本記事では従業員の退職手続きをご担当される企業側の皆様へ向け、離職証明書の書き方や注意点、離職票や退職証明書の違いについて解説します。

離職証明書(雇用保険被保険者離職証明書)とは

離職証明書(雇用保険被保険者離職証明書)とは、従業員が会社を退職したことをハローワークへ証明するための文書です。

いわば「従業員が正式に退職したこと」を証明する公的書類であり、退職決定時に必要事項を記載して発行すると、ハローワークで「離職票」の請求ができます。

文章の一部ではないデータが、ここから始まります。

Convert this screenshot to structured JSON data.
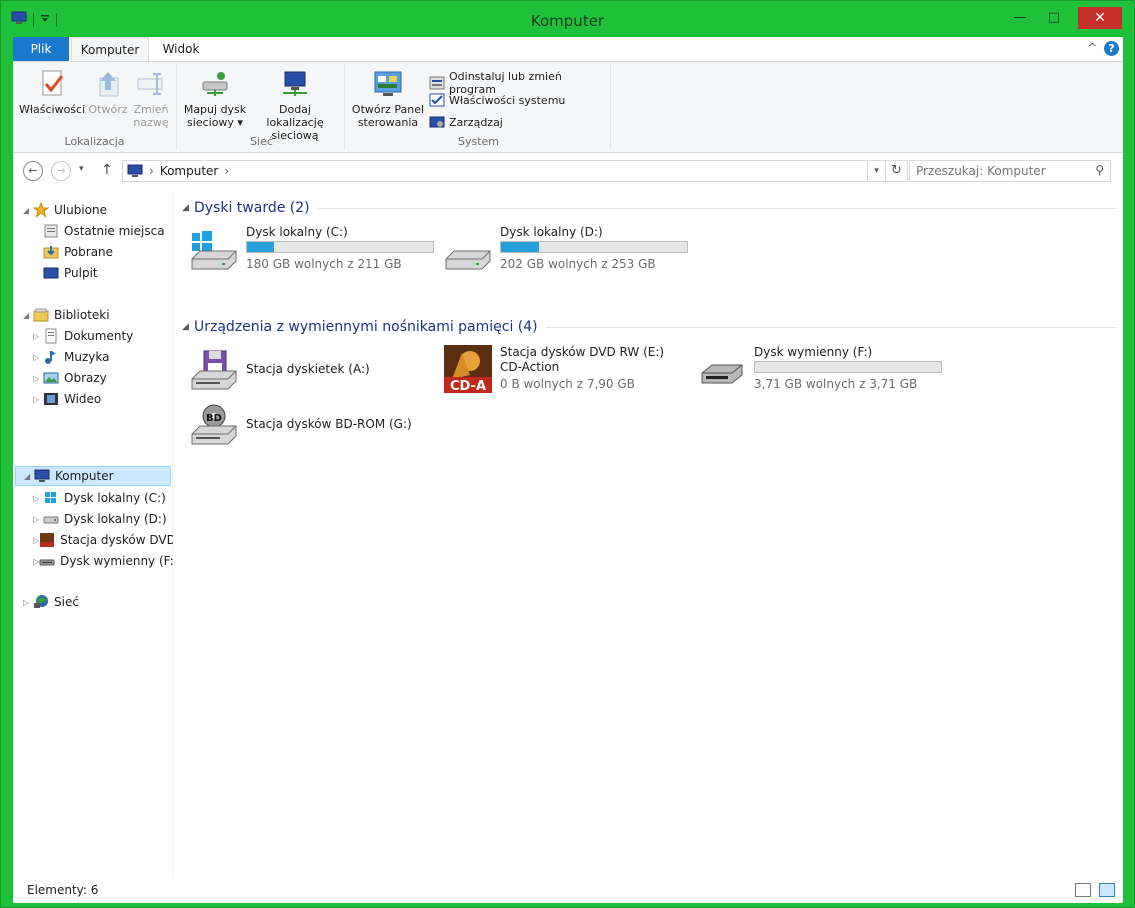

またこの離職票を退職者に渡すことで、退職者は失業給付(失業手当)の手続きができるようになります。

退職者が離職票交付を請求した場合、会社は離職証明書を発行する義務があります。

離職票や退職証明書との違い

離職証明書は他の関連書類と混同されがちですが、それぞれ発行の目的・役割が異なります。

まず離職票は失業給付の申請に必要な書類で、ハローワークが発行、会社が受け取ったあと退職者へ渡すものです。そして離職証明書は、この離職票を発行するために会社がハローワークへ提出する書類です。

退職証明書は一般的な退職証明に使用される書類で、離職証明書・離職票とは異なり会社が任意で発行します。公的な書類ではありませんが、退職者の転職活動などに用いられます。

書式の名称 概要と用途 発行元 提出先(渡す相手) 公的書類か否か
離職証明書
(雇用保険被保険者離職証明書)
ハローワークでの離職票発行に必要な書類 会社 ハローワーク
離職票
(雇用保険被保険者離職票)
従業員が失業給付を申請する際に必要な書類。会社がハローワークから受け取る ハローワーク 退職者
退職証明書 従業員が退職したことを証明する書類。主に転職活動や新しい雇用先での手続きに使用される 会社 退職者 ×

離職証明書の作成・提出が必要なケース

離職証明書は退職者が離職票交付を請求した場合に必ず発行する必要があります。先述のとおり離職票の発行には会社が発行した離職証明書の提出が必須となるからです。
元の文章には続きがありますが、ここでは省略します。